Quelle stratégie industrielle pour la France ? Partie 1 : Quand l'Union européenne tire contre son camp..., par Jean-Philippe Chauvin.
La crise sanitaire a tendance à occuper une grande part du paysage médiatique et à occulter nombre de débats qui mériteraient, pourtant, une véritable attention, ne serait-ce que parce qu’ils engagent l’avenir de notre pays et, au-delà, de l’Europe :
ainsi, la question de la stratégie industrielle qui, pourtant, ne peut être négligée dans le cadre d’une mondialisation toujours dominante et de moins en moins positive pour notre société, dévoilant désormais ce qu’elle ne cachait pourtant pas vraiment mais que, jusqu’à une période relativement récente, nombre de politiques comme d’économistes ne voulaient voir… Dans un article qu’il faudrait citer en intégralité (1), Christian Saint-Étienne rappelle quelques vérités : « Le leadership de l’Europe est passé de la France à l’Allemagne au cours des années 2000 à mesure de la désindustrialisation de notre pays », cette désindustrialisation qui, d’ailleurs, se poursuit et, dans certains secteurs, semble même s’accélérer aux dépens du tissu industriel national et des travailleurs comme des territoires ainsi désertés par les usines.
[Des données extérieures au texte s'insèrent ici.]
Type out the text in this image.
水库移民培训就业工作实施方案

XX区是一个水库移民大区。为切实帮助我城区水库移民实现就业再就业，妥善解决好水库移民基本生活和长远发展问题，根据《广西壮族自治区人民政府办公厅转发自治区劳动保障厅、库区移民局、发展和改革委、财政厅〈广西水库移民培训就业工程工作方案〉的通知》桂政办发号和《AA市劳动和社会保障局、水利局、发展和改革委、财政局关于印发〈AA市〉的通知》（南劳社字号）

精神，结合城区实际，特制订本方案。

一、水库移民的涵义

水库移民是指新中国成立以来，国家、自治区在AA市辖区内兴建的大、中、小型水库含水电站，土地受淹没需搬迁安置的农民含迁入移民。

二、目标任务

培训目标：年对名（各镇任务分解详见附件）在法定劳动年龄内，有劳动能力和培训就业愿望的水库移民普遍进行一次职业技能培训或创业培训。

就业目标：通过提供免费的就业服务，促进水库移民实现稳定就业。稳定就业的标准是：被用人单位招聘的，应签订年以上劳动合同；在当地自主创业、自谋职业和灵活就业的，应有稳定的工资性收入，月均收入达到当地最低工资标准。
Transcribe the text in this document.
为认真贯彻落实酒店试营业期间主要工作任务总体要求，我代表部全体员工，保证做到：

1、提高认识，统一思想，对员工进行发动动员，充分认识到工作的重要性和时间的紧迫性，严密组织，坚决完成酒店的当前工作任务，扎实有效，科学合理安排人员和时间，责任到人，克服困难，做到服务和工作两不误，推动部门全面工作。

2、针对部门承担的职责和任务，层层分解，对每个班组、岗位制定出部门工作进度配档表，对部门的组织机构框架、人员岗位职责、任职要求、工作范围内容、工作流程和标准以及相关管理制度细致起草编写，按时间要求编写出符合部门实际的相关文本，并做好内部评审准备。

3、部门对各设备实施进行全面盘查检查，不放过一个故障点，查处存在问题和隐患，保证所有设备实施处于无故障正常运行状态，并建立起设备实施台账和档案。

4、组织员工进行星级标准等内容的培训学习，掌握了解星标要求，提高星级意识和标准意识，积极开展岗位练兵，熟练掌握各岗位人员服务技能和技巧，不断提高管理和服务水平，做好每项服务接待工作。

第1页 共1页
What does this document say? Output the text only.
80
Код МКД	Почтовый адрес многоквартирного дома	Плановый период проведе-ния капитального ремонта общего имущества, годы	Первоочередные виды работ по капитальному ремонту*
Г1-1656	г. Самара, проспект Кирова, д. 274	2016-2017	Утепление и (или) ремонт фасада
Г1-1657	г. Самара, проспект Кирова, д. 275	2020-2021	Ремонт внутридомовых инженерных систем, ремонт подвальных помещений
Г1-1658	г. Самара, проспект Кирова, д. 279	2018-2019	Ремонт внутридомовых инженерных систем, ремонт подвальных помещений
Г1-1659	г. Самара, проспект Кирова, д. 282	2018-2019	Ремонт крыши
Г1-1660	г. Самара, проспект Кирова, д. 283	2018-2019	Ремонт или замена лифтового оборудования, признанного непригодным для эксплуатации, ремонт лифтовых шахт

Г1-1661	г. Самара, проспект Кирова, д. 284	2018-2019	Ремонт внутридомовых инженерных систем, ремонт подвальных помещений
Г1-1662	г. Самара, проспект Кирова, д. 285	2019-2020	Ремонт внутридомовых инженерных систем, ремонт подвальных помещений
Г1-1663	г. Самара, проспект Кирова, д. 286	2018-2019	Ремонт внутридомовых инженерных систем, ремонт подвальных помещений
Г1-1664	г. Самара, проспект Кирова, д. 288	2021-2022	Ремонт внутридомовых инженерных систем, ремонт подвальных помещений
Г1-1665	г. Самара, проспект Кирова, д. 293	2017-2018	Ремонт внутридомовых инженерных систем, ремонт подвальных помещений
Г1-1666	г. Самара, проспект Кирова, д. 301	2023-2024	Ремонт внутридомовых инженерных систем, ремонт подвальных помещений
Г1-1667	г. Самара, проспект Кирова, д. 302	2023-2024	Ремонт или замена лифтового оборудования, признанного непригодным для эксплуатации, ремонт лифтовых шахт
L’Allemagne, plus prudente, a conservé une industrie qui lui permet, en fait, de dominer l’Union européenne et de mieux maîtriser sa dette publique, sa balance commerciale restant plus favorable que celle de notre pays. De plus, la crise sanitaire a accentué l’écart entre la France et l’Allemagne, ne serait-ce que parce que le tourisme international (qui devait être le secteur d’avenir de notre pays selon les experts d’avant-2020) se trouve très affaibli par la pandémie, Paris étant, sans doute, la victime principale de cette situation inédite depuis la Seconde guerre mondiale…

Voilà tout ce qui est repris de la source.